Geography period 5
Synopsis of John Hus
John Huss (1369-1415) was a Bohemian reformer. John Huss was ordained to the priesthood of the Roman Catholic Church in 1401, after receiving the bachelor's and master's degrees at the University of Prague. He became a powerful preacher of Roman doctrine, until he began to translate some of the sermons of John Wycliffe into the Bohemian language. These sermons moved him to cry out for reform in the Church, and a return to the authority of the Scriptures as the sole source of faith and doctrine for the Christian. He at once was branded a heretic, excommunicated, and his writings were suppressed. He found refuge outside of Prague, where he continued to preach, write, and study. The chief product of his pen concerning the Church developed the Wycliffe teachings concerning the universal priesthood of all believers, stating in no uncertain terms that Christ is the only Head of the church. In 1414 he was promised safe conduct by the Pope and the Emperor Sigismund to the Council of Constance to present his views. Instead of hearing him, the Council had him arrested, gave him a mock trial without the benefit of an advocate, and condemned him to death as a heretic. He was kept in prison for seven months before he was soon brought to be burned.

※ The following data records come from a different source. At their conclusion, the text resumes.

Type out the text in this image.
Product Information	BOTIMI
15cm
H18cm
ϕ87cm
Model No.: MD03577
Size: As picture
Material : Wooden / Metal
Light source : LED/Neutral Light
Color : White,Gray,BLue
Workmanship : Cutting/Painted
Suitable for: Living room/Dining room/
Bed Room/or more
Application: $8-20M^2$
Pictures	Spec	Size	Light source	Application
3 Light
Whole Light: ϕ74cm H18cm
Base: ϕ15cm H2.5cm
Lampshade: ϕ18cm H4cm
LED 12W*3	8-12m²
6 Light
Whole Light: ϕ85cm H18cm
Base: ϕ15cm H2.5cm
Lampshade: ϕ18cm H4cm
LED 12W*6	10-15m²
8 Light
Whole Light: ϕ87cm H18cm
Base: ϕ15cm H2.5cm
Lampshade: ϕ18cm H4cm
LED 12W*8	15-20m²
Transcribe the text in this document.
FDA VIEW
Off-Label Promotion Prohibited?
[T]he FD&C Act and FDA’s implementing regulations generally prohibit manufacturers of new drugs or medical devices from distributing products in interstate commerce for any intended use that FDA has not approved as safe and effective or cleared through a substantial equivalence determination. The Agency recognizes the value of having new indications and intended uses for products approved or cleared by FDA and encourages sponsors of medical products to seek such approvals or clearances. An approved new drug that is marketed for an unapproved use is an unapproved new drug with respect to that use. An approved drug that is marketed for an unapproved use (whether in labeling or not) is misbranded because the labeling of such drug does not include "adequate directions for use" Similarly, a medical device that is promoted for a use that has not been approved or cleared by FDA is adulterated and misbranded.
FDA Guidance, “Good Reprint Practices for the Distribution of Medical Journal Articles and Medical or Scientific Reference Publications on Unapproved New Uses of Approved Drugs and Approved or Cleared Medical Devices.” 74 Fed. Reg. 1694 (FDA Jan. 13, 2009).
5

As Huss stood before the stake he said, "In the truth of the Gospel which I have written, taught, and preached, I die willingly and joyfully today." Then the fire was kindled, and as the red tongues of flame driven by the wind from the Lake of Boden rose high around the body of the martyr, Huss sang, "Jesus Christ, the Son of the Living God, have mercy on me." The Pope dismissed his own broken promise of safe conduct to Huss with, "When dealing with heretics, one is not obligated to keep his word."